Now don’t get me wrong; I’m not one of those “all information and creative products should be free” types. Clearly. I write books, and I sell them. For cash money. That’s how I get paid for my efforts. But I write fiction—pure entertainment—and provide it for a very reasonable price. A latte at Starbucks costs more. And I receive no other remuneration for what I do. Scientific researchers, on the other hand, are already paid. Most of them work either on salaries or grants from universities or corporations. And that’s the only way they’re paid for the work they produce—understand, they do not get paid when people read the articles they wrote in an online (or offline) journal. In fact, more and more, journals are charging researchers to edit and publish their articles, and then they charge you to read the finished product. And while we’re at it, let’s remember that some of that research is paid for by public funds. You paid for the research study with your tax dollars, and then you have to pay again to read how the study turned out.

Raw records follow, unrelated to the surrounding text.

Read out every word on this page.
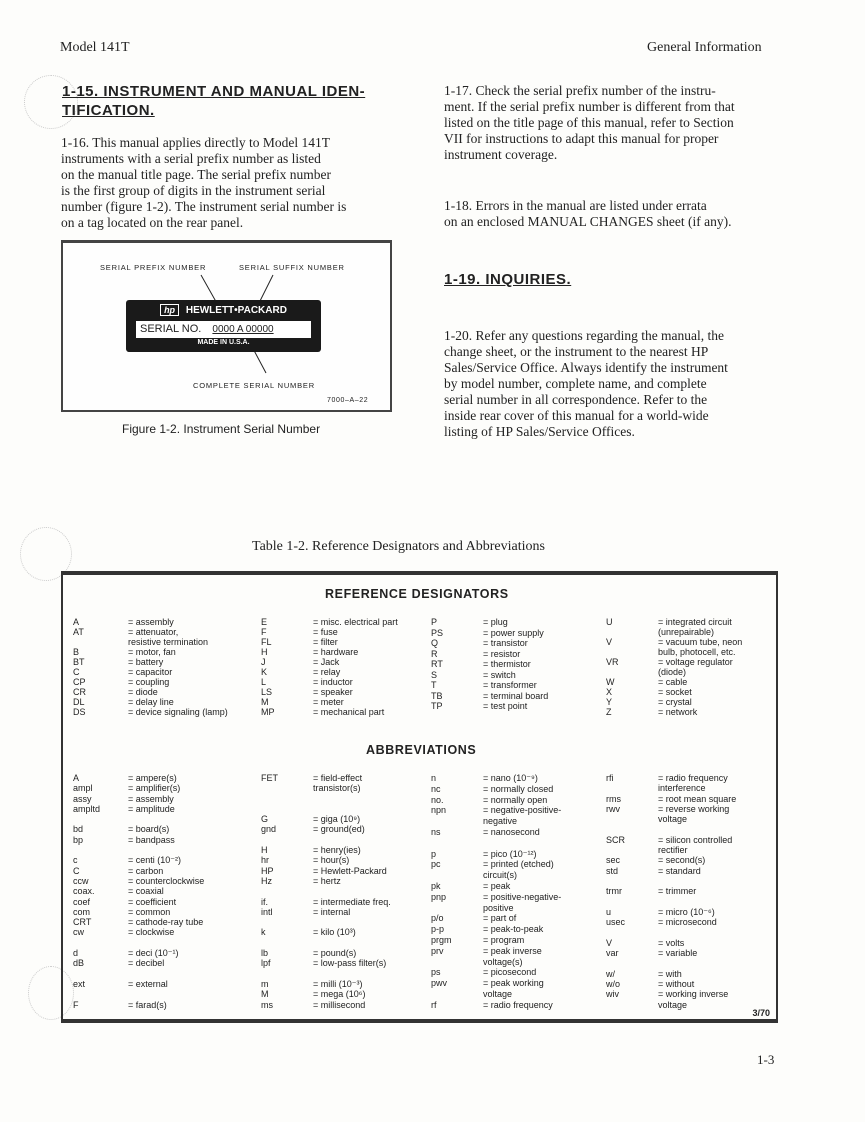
Model 141T	General Information
1-15. INSTRUMENT AND MANUAL IDEN-
TIFICATION.
1-16. This manual applies directly to Model 141T
instruments with a serial prefix number as listed
on the manual title page. The serial prefix number
is the first group of digits in the instrument serial
number (figure 1-2). The instrument serial number is
on a tag located on the rear panel.
SERIAL PREFIX NUMBER	SERIAL SUFFIX NUMBER
hp HEWLETT•PACKARD
SERIAL NO. 0000 A 00000
MADE IN U.S.A.
COMPLETE SERIAL NUMBER
7000–A–22
Figure 1-2. Instrument Serial Number
1-17. Check the serial prefix number of the instru-
ment. If the serial prefix number is different from that
listed on the title page of this manual, refer to Section
VII for instructions to adapt this manual for proper
instrument coverage.
1-18. Errors in the manual are listed under errata
on an enclosed MANUAL CHANGES sheet (if any).
1-19. INQUIRIES.
1-20. Refer any questions regarding the manual, the
change sheet, or the instrument to the nearest HP
Sales/Service Office. Always identify the instrument
by model number, complete name, and complete
serial number in all correspondence. Refer to the
inside rear cover of this manual for a world-wide
listing of HP Sales/Service Offices.
Table 1-2. Reference Designators and Abbreviations
REFERENCE DESIGNATORS
ABBREVIATIONS
A	= assembly
AT	= attenuator,
resistive termination
B	= motor, fan
BT	= battery
C	= capacitor
CP	= coupling
CR	= diode
DL	= delay line
DS	= device signaling (lamp)
E	= misc. electrical part
F	= fuse
FL	= filter
H	= hardware
J	= Jack
K	= relay
L	= inductor
LS	= speaker
M	= meter
MP	= mechanical part
P	= plug
PS	= power supply
Q	= transistor
R	= resistor
RT	= thermistor
S	= switch
T	= transformer
TB	= terminal board
TP	= test point
U	= integrated circuit
(unrepairable)
V	= vacuum tube, neon
bulb, photocell, etc.
VR	= voltage regulator
(diode)
W	= cable
X	= socket
Y	= crystal
Z	= network
A	= ampere(s)
ampl	= amplifier(s)
assy	= assembly
ampltd	= amplitude
bd	= board(s)
bp	= bandpass
c	= centi (10⁻²)
C	= carbon
ccw	= counterclockwise
coax.	= coaxial
coef	= coefficient
com	= common
CRT	= cathode-ray tube
cw	= clockwise
d	= deci (10⁻¹)
dB	= decibel
ext	= external
F	= farad(s)
FET	= field-effect
transistor(s)
G	= giga (10⁹)
gnd	= ground(ed)
H	= henry(ies)
hr	= hour(s)
HP	= Hewlett-Packard
Hz	= hertz
if.	= intermediate freq.
intl	= internal
k	= kilo (10³)
lb	= pound(s)
lpf	= low-pass filter(s)
m	= milli (10⁻³)
M	= mega (10⁶)
ms	= millisecond
n	= nano (10⁻⁹)
nc	= normally closed
no.	= normally open
npn	= negative-positive-
negative
ns	= nanosecond
p	= pico (10⁻¹²)
pc	= printed (etched)
circuit(s)
pk	= peak
pnp	= positive-negative-
positive
p/o	= part of
p-p	= peak-to-peak
prgm	= program
prv	= peak inverse
voltage(s)
ps	= picosecond
pwv	= peak working
voltage
rf	= radio frequency
rfi	= radio frequency
interference
rms	= root mean square
rwv	= reverse working
voltage
SCR	= silicon controlled
rectifier
sec	= second(s)
std	= standard
trmr	= trimmer
u	= micro (10⁻⁶)
usec	= microsecond
V	= volts
var	= variable
w/	= with
w/o	= without
wiv	= working inverse
voltage
3/70
1-3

In other words, scientific journal publishing is like giving a private company exclusive rights to the Declaration of Independence and then charging people $35 to read it.

Ms. Elbakyan has been heralded as the Robin Hood of the digital scientific age. Is she? Is it ethical, as she claims, to essentially steal these articles and make them freely available to all? Probably not, but neither is it ethical for private corporations to control the flow of publicly-funded research. Yes, they do provide a valuable service: they read, edit, and evaluate scientific research, and lay it out in an easily accessible format online. That service is probably worth a few bucks per read, and, as those companies are now finding out, when you dramatically overcharge for a service, you can expect to be challenged—either by innovative competitors or by rampant theft. The music industry learned this lesson first, and the traditional book publishing industry is learning it now. Scientific journals have a choice: they can make content available at a reasonable price or expect to be out of business in five years.